Participants frequently spoke of the importance of “calling the spirit back” to restore balance, healing, and well-being. Importantly, many also described practicing both Traditional spirituality and Christianity, illustrating the coexistence of multiple faith traditions. Healthcare clinicians and community partners should create space for conversations about spirituality and support patients’ and families’ chosen practices (Isaacson, Duran, Johnson, Soltoff, Jackson, Petereit, et al., 2023a) .
Share Power and Credit
Respectful partnerships require sharing decision-making authority. Tribal Nations are sovereign governments, and sovereignty must be respected throughout project planning, implementation, and dissemination. Tribal approvals, research review boards, and CABs are not administrative hurdles; they are essential mechanisms that protect communities and ensure projects align with local priorities (Isaacson, 2017) . As such, community members are recognized as experts, collaborators, co-authors, presenters, and leaders.
Final Thoughts
Working respectfully with Tribal communities is not about achieving cultural competence as a destination. It is about practicing cultural humility as an ongoing journey (Isaacson, 2014) .
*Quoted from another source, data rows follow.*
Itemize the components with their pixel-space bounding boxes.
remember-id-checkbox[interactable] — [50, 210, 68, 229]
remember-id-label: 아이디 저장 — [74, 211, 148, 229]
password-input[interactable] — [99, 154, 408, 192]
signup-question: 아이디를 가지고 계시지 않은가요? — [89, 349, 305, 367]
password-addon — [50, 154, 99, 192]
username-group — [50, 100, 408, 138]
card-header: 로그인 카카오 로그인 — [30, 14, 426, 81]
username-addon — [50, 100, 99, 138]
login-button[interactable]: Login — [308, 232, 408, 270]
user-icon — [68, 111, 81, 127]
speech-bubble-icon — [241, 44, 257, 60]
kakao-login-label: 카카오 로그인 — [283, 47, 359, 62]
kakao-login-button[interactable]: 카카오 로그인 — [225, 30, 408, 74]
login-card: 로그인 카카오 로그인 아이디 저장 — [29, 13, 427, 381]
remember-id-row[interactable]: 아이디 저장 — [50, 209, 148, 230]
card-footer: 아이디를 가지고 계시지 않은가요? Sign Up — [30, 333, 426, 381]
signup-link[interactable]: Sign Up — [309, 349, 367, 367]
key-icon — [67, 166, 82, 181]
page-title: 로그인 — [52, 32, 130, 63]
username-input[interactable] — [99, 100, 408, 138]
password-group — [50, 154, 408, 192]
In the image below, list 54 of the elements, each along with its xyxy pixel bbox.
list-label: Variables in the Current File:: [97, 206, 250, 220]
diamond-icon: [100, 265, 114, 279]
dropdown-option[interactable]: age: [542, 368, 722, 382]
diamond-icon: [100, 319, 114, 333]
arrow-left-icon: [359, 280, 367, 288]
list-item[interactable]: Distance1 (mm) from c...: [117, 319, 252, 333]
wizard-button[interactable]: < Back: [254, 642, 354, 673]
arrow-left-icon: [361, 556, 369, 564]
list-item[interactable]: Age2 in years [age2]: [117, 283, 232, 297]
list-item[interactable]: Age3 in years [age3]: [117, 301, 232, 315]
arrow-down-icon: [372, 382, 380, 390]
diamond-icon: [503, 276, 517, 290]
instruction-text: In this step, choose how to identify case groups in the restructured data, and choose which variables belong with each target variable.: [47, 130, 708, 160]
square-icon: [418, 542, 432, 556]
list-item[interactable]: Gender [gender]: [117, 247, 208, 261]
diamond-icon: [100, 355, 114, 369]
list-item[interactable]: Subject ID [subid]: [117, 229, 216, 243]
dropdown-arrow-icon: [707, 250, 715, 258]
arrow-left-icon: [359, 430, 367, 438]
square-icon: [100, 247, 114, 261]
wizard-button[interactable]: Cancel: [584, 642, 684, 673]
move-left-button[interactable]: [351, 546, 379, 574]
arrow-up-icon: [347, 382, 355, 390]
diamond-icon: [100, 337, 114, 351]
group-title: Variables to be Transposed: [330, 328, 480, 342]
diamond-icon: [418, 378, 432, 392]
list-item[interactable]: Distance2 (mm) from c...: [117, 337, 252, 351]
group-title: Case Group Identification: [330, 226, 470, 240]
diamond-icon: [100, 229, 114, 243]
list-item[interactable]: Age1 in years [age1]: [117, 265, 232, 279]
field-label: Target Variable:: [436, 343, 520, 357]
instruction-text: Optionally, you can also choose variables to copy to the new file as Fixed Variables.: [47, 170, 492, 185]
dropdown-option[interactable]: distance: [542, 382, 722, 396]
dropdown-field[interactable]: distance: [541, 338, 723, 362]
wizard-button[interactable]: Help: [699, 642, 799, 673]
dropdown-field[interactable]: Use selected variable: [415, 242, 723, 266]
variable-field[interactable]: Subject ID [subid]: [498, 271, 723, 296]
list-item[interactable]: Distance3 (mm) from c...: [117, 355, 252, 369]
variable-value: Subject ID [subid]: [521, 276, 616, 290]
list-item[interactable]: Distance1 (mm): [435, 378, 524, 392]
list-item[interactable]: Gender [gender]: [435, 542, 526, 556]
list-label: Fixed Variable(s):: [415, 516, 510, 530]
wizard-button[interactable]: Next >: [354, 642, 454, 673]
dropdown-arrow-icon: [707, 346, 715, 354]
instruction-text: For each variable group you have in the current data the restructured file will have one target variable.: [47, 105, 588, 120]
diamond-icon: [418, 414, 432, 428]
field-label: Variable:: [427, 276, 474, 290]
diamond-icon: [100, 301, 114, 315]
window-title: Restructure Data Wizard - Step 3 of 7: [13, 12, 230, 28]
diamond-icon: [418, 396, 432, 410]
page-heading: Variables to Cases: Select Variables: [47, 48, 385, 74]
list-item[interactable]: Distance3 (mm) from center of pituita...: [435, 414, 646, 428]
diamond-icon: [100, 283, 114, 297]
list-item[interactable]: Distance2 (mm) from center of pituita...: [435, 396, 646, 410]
The most successful interventions in South Dakota’s Tribal communities have shared several characteristics: they are relationship-driven, community-led, culturally grounded, spiritually respectful, and developed in genuine partnership by honoring the wisdom already present withinthe community. As healthcare clinicians, researchers, and community leaders, our role is not to arrive with the answers but rather, to listen, learn, and work alongside Tribal communities as they define solutions that reflect their values, traditions, and vision for wellness. By approaching Tribal partnerships this way, we move beyond culturally adapted interventions and begin creating truly “culture-centric” care.